Adaptation Rules Mars needs insects if human plan to colonise it
The goal for Mendoza and his collaborators was to investigate whether frass and the bugs that created it might someday help astronauts grow food and manage waste on Mars.

At first it was just one flower, but Emmanuel Mendoza, an undergraduate student at Texas A&M University, had worked hard to help it bloom. When this five-petaled thing burst forth from his English pea plant collection in late October, and then more flowers and even pea pods followed, he could also see, a little better, the future it might foretell on another world millions of miles from Earth.
These weren’t just any pea plants. Some were grown in soil meant to mimic Mars’s inhospitable regolith, the mixture of grainy, eroded rocks and minerals that covers the planet’s surface. To that simulated regolith, Mendoza had added fertilizer called frass — the waste left after black soldier fly larvae are finished eating and digesting. Essentially, bug manure.
The goal for Mendoza and his collaborators was to investigate whether frass and the bugs that created it might someday help astronauts grow food and manage waste on Mars. Black soldier fly larvae could consume astronauts’ organic waste and process it into frass, which could be used as fertilizer to coax plants out of alien soil. Humans could eat the plants, and even food made from the larvae, producing more waste for the cycle to continue.

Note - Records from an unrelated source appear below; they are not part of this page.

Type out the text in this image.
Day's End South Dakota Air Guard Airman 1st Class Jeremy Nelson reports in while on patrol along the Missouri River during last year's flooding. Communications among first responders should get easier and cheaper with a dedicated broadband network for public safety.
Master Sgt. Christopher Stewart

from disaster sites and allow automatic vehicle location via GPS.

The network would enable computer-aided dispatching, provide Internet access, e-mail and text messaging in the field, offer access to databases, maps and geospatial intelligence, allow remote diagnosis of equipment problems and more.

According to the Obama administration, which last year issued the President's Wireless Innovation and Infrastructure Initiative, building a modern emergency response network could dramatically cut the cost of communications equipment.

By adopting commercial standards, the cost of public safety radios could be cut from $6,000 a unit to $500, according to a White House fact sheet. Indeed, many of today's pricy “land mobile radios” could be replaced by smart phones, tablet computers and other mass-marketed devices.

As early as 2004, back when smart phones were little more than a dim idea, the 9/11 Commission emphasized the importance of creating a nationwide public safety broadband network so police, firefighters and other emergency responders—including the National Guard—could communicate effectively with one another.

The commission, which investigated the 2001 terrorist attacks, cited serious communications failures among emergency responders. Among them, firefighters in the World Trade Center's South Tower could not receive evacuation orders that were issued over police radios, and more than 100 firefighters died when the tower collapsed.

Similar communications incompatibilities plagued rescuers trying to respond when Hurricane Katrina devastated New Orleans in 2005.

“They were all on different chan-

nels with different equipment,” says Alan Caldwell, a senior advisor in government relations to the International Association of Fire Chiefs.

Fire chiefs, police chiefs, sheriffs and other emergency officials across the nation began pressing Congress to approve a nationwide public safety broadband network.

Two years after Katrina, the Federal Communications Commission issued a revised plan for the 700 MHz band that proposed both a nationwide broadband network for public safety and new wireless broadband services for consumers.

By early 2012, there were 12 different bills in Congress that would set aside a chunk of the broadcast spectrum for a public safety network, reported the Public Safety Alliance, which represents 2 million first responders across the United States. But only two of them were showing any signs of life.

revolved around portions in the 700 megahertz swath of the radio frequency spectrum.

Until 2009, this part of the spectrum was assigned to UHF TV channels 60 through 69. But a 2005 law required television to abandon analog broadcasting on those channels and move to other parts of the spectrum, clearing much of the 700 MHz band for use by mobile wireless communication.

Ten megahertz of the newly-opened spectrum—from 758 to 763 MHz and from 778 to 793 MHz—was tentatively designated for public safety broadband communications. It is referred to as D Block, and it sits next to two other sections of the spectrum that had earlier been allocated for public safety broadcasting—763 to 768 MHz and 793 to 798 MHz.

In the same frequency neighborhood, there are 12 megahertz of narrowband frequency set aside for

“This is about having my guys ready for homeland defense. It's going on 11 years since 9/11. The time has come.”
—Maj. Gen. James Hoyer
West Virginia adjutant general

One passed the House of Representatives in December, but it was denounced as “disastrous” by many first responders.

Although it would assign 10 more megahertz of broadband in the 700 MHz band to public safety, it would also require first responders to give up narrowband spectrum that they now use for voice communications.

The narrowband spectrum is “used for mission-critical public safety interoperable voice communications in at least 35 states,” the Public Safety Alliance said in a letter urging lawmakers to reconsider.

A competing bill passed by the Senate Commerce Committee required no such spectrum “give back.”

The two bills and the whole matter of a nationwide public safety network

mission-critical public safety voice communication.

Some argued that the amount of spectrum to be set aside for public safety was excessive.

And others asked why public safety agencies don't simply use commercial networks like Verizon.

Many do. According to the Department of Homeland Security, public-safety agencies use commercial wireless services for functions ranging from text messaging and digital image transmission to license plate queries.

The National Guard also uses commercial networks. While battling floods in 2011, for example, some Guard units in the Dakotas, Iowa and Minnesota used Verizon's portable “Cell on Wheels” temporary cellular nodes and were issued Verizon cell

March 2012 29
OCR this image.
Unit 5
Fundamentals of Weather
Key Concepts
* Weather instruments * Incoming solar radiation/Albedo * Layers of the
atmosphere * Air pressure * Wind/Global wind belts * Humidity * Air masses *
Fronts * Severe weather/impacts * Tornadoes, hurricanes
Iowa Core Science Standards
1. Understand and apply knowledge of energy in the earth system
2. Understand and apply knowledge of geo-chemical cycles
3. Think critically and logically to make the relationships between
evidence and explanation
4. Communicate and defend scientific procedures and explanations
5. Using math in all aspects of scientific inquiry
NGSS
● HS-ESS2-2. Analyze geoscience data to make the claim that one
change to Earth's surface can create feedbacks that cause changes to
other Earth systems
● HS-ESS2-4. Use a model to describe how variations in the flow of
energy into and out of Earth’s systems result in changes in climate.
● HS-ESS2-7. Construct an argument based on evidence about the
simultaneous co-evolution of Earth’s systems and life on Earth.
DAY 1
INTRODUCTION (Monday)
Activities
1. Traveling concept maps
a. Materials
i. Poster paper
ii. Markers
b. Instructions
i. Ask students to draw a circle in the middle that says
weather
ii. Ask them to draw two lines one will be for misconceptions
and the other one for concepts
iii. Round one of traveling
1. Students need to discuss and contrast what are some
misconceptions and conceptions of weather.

While that might not ultimately be the way astronauts grow food on Mars, they will have to grow food. “We can’t take everything with us,” said Lisa Carnell, director for NASA’s Biological and Physical Sciences Division.
But gardening doesn’t just require a plot of land, a bit of water, a beam of sunlight. It also requires very animate ingredients: the insects, like black soldier flies, and microorganisms that keep these ecological systems in working order. A trip to Mars for a long-term stay, then, won’t just involve humans. It will also involve creeping, crawling carry-ons most people don’t think about when they envision brave explorers stepping foot on new worlds.
Space travelers haven’t yet gone very far for very long. “Currently, when you’re going into space, it’s more like going on a prolonged camping trip,” said Scott Parazynski, a former NASA astronaut who spent nearly two months in space. Astronauts bring freeze-dried food (and flavor enhancers like hot sauce). If they’re on the International Space Station, they might get to look at, but rarely consume, fresh greens from an experimental lettuce plot.
“It’s a far cry from the kitchen downstairs and the spice rack,” Dr. Parazynski said. To stay for an extended time on the surface of Mars, though, astronauts won’t be able to rely on their space pantries. They’ll need Martian gardens. And Martian gardens will need a little help — maybe from black soldier fly larvae and their excretions.
“They’re very voracious eaters,” said Hellen Elissen, a researcher at Wageningen University and Research in the Netherlands. “They eat almost anything.” And if you feed them well, they’ll make a lot of frass. In the past five or 10 years scientists have started to use that frass — rich in nitrogen, potassium, phosphorous and also bacteria — as fertilizer. The material also contains chitin, from the insects’ bodies, and leftover organic matter. Dr. Elissen recently published a review article about how frass affects plants and soil, and one of her main takeaways was that the value of the insects’ waste coincides with the value of their food. Grass? Frass suffers. Give the larvae higher-energy food scraps? Jackpot.